Et Dieu dans tout ça ?

Précisons-le tout de suite, Dieu n’y peut rien. Il n’aura échappé à personne que le Dieu des chrétiens n’a jamais été entendu en direct par qui que ce soit sauf – à ma connaissance - par Abraham (ça ne date pas d’hier) et Jésus mais, là encore, ce que nous savons de ce qu’a entendu le Christ n’est pas dit par lui mais par ses apôtres. Dieu n’y peut rien, mais peut-être, ses « traducteurs ».

Toujours est-il que, dans la religion chrétienne, nous attendons « le sauveur ». Si nous attendons un sauveur, c’est donc que nous sommes … des victimes ! D’accord, mais des victimes de quoi ? Du pêché, de nous-mêmes ? Quelle que soit l’hypothèse, Dieu étant créateur.trice de toutes choses, in fine, il semble bien que ce soit lui.elle le.la persécuteur.trice ! Diable !!! J’entends que cela puisse faire grincer des dents ! Jésus, sur sa croix attendait lui aussi un Sauveur (« Père pourquoi m’as-tu abandonné ? ». S’il attendait un sauveur, c’est qu’il était victime. De qui ? Des êtres humains qui l’ont crucifié et nous voilà devenus persécuteurs (ce qu’au passage, on nous rappelle à chaque croisement de route de campagne ou dans chaque église avec le Christ en croix). Non seulement nous sommes persécuteur.trices mais en plus nous devons nous en faire pardonner et nous voilà redevenu.es victimes à la recherche d’un.e sauveur.euse.

Si l’on observe la relation créée par l’église entre les humains, Dieu et le Messie (Jésus ou un.e autre), il me semble que celle-ci ressemble fort au triangle dramatique de Karpman. Regardons de plus près : selon moi, le triangle tient dans le rôle de victime auquel tout nous renvoie (je vous rappelle que jusqu’il y a quelques années, le Notre Père nous faisait dire « ne [Dieu] nous soumet pas à la tentation » Dieu étant dès lors, clairement celui qui nous met des bâtons dans les roues) ce rôle, non seulement nous place dans une position de dépendance mais en plus il ne nous permet pas de nous « soigner » par nous-même. En effet, le.la « sauveur.euse » est à l’extérieur, notamment sous la forme de l’Église représentante de Dieu ici-bas.

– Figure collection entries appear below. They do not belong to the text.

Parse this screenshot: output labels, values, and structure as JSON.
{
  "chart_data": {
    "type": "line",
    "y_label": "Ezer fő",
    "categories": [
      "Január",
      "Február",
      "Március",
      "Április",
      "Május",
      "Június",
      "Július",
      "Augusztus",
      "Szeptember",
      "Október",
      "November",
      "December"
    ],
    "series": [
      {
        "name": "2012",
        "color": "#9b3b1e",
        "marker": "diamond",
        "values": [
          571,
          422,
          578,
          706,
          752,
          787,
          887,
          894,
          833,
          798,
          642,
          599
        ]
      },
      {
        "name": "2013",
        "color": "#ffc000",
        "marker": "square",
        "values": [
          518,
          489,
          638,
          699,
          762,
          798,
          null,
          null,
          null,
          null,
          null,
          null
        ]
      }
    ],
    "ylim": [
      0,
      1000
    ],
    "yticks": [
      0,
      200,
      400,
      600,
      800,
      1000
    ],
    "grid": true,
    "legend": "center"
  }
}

Potentiellement, nous attendons donc un.e sauveur.euse qui ne peut venir à notre secours puisque, par ailleurs, nous le redoutons et le tenons à distance.

Le triangle de Karpman a ceci de pervers qu’il est extrêmement difficile d’en sortir, il tord la communication et la rend toxique là où elle devrait être bénéfique et libératrice. En l’occurrence, la « communication » orchestrée avec Dieu dans ce schéma nous rend victimes et donc sauvé.es et persécuté.es par la même « personne » nous plongeant dans une injonction contradictoire forte et nous privant de solution à nos maux. Si le « salut » est à l’extérieur il est donc inatteignable à moins de faire confiance au.à la persécuteur.trice.

Dans ma pratique de l’hypnose, je me suis forgé la conviction que si lumière (mieux-être) il y a, elle est en nous et nulle par ailleurs (c’est peut-être là aussi qu’est construit le fameux “Temple de Salomon”). Notre part d’ombre qui créée nos difficultés se met entre elle et nous et nous empêche de la voir. Et si notre ombre, comme notre lumière, sont en nous, c’est bien que nous sommes notre propre sauveur.euse, notre propre persécuteur.trice et notre propre victime (exactement comme dans ce qui alimente les addictions). Si nous devons sortir d’un triangle de Karpman, c’est celui dont la scène est nous-même. C’est ainsi qu’un.e thérapeute quel.le qu’il.elle soit ne peut détenir aucune réponse, c’est toujours vous et seulement vous qui l’avez, même si vous ne la voyez pas encore. Le.la thérapeute n’est là que pour nous accompagner sur le chemin de votre propre Clar.té intérieure en nous aidant à voir la pièce que nous jouons, quels autres scenarii existent et comment les mettre en scène.